Senior Obama administration officials today announced a new effort to combat the unauthorized practice of immigration law.
Justice and Homeland Security department officials unveiled the program today in Washington with representatives from the Federal Trade Commission. The initiative has three tiers—outreach, education and enforcement, DOJ officials said.
“This coordinated initiative targets those who prey on immigrant communities by making promises they do not keep and charging for services they are not qualified to provide,” Assistant Attorney General Tony West of the Civil Division said in a prepared statement.
DOJ officials said the government is investigating and prosecuting dozens of cases involving the unauthorized practice of immigration law.
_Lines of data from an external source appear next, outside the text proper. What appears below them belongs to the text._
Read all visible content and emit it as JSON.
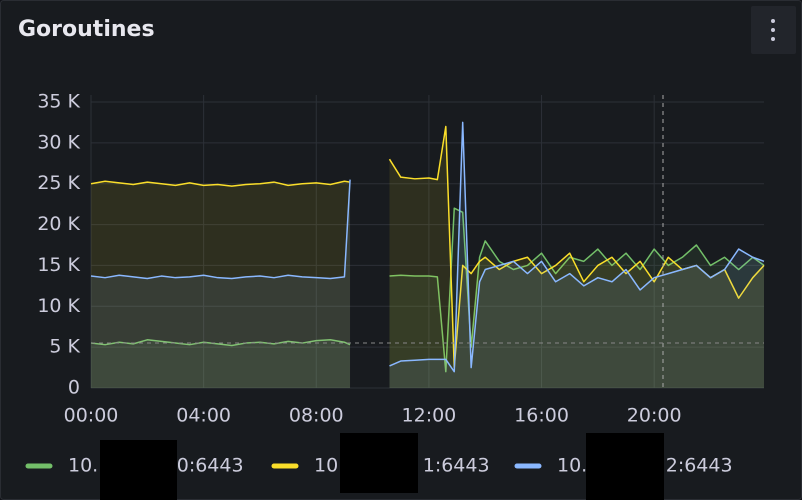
{
  "chart_data": {
    "type": "line",
    "title": "Goroutines",
    "x": [
      0,
      0.5,
      1,
      1.5,
      2,
      2.5,
      3,
      3.5,
      4,
      4.5,
      5,
      5.5,
      6,
      6.5,
      7,
      7.5,
      8,
      8.5,
      9,
      9.2,
      9.6,
      10.6,
      11,
      11.5,
      12,
      12.3,
      12.6,
      12.9,
      13.2,
      13.5,
      13.8,
      14,
      14.5,
      15,
      15.5,
      16,
      16.5,
      17,
      17.5,
      18,
      18.5,
      19,
      19.5,
      20,
      20.5,
      21,
      21.5,
      22,
      22.5,
      23,
      23.5,
      23.9
    ],
    "xlim": [
      0,
      23.9
    ],
    "xticks": [
      {
        "value": 0,
        "label": "00:00"
      },
      {
        "value": 4,
        "label": "04:00"
      },
      {
        "value": 8,
        "label": "08:00"
      },
      {
        "value": 12,
        "label": "12:00"
      },
      {
        "value": 16,
        "label": "16:00"
      },
      {
        "value": 20,
        "label": "20:00"
      }
    ],
    "ylim": [
      0,
      35000
    ],
    "yticks": [
      {
        "value": 0,
        "label": "0"
      },
      {
        "value": 5000,
        "label": "5 K"
      },
      {
        "value": 10000,
        "label": "10 K"
      },
      {
        "value": 15000,
        "label": "15 K"
      },
      {
        "value": 20000,
        "label": "20 K"
      },
      {
        "value": 25000,
        "label": "25 K"
      },
      {
        "value": 30000,
        "label": "30 K"
      },
      {
        "value": 35000,
        "label": "35 K"
      }
    ],
    "grid": true,
    "series": [
      {
        "name": "10.             0:6443",
        "color": "#73bf69",
        "values": [
          5500,
          5300,
          5600,
          5400,
          5900,
          5700,
          5500,
          5300,
          5600,
          5400,
          5200,
          5500,
          5600,
          5400,
          5700,
          5500,
          5800,
          5900,
          5600,
          5300,
          null,
          13700,
          13800,
          13700,
          13700,
          13600,
          2000,
          22000,
          21500,
          5000,
          16000,
          18000,
          15500,
          14500,
          15000,
          16500,
          14000,
          16000,
          15500,
          17000,
          15000,
          16500,
          14500,
          17000,
          15000,
          16000,
          17500,
          15000,
          16000,
          14500,
          16000,
          15000
        ]
      },
      {
        "name": "10              1:6443",
        "color": "#fade2a",
        "values": [
          25000,
          25300,
          25100,
          24900,
          25200,
          25000,
          24800,
          25100,
          24800,
          24900,
          24700,
          24900,
          25000,
          25200,
          24800,
          25000,
          25100,
          24900,
          25300,
          25200,
          null,
          28000,
          25800,
          25600,
          25700,
          25500,
          32000,
          2500,
          15000,
          14000,
          15500,
          16000,
          14500,
          15500,
          16000,
          14000,
          15000,
          16500,
          13000,
          15000,
          16000,
          14000,
          15500,
          13000,
          16000,
          14500,
          15000,
          13500,
          14500,
          11000,
          13500,
          15000
        ]
      },
      {
        "name": "10.             2:6443",
        "color": "#8ab8ff",
        "values": [
          13700,
          13500,
          13800,
          13600,
          13400,
          13700,
          13500,
          13600,
          13800,
          13500,
          13400,
          13600,
          13700,
          13500,
          13800,
          13600,
          13500,
          13400,
          13600,
          25500,
          null,
          2700,
          3300,
          3400,
          3500,
          3500,
          3500,
          2000,
          32500,
          2500,
          13000,
          14500,
          15000,
          15500,
          14000,
          15500,
          13000,
          14000,
          12500,
          13500,
          13000,
          14500,
          12000,
          13500,
          14000,
          14500,
          15000,
          13500,
          14500,
          17000,
          16000,
          15500
        ]
      }
    ]
  }
}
Last year, the federal government collected $1.8 million in restitution, not including state and local prosecutions against individuals and businesses involved in legal services scams.
In a recent case, prosecutors in South Florida last month filed charges against a 34-year-old man in West Palm Beach who allegedly misrepresented himself as an immigration attorney. The authorities said the man was in possession of more than 3,000 immigration applications.
West, in his remarks, described one victim's plight, a U.S. citizen whose father needed an immigration lawyer. A man with a business card, a contract and a demand for a $500 fee had stolen the identity of a California attorney, West said. The victim did not know the man was not a lawyer.
"When the day came for Aaron’s father to appear in court, the so-called lawyer was nowhere to be found," West said. "It was only after his father lost his case that Aaron learned the truth about the man who promised to help."
The man, Levy Crespo, is accused of filing false paperwork to U.S. Citizenship and Immigration Services indicating he was an attorney. Prosecutors allege the man submitted a Florida bar identification card—using another lawyer’s bar number—as part of the scheme. Crespo allegedly attended court hearings under the assumed identity of an attorney who is a member in good standing of the Florida bar.
The new initiative announced today includes a new Immigration Services code on the FTC online consumer complaint database to facilitate public reports about legal services scams. The database of complaints is shared among thousands of law enforcement agents. Officials today unveiled a brochure, poster and public service announcement campaign and a web resource center.
“Through a combination of efforts, including reporting fraud, educating the public and dedicated outreach, we are bolstering our efforts toward growing a force of legitimate legal services providers and getting rid of fraudsters,” Juan Osuna, director of the Executive Office of Immigration Review, said in a statement.
The American Immigration Lawyers Association issued a statement this afternoon in praise of the government initiative. "As the immigration bar association, we are eager to provide pro bono legal services to the immigrants who have been scammed out of money and whose cases have been muddled by faulty practices,” AILA president David Leopold said.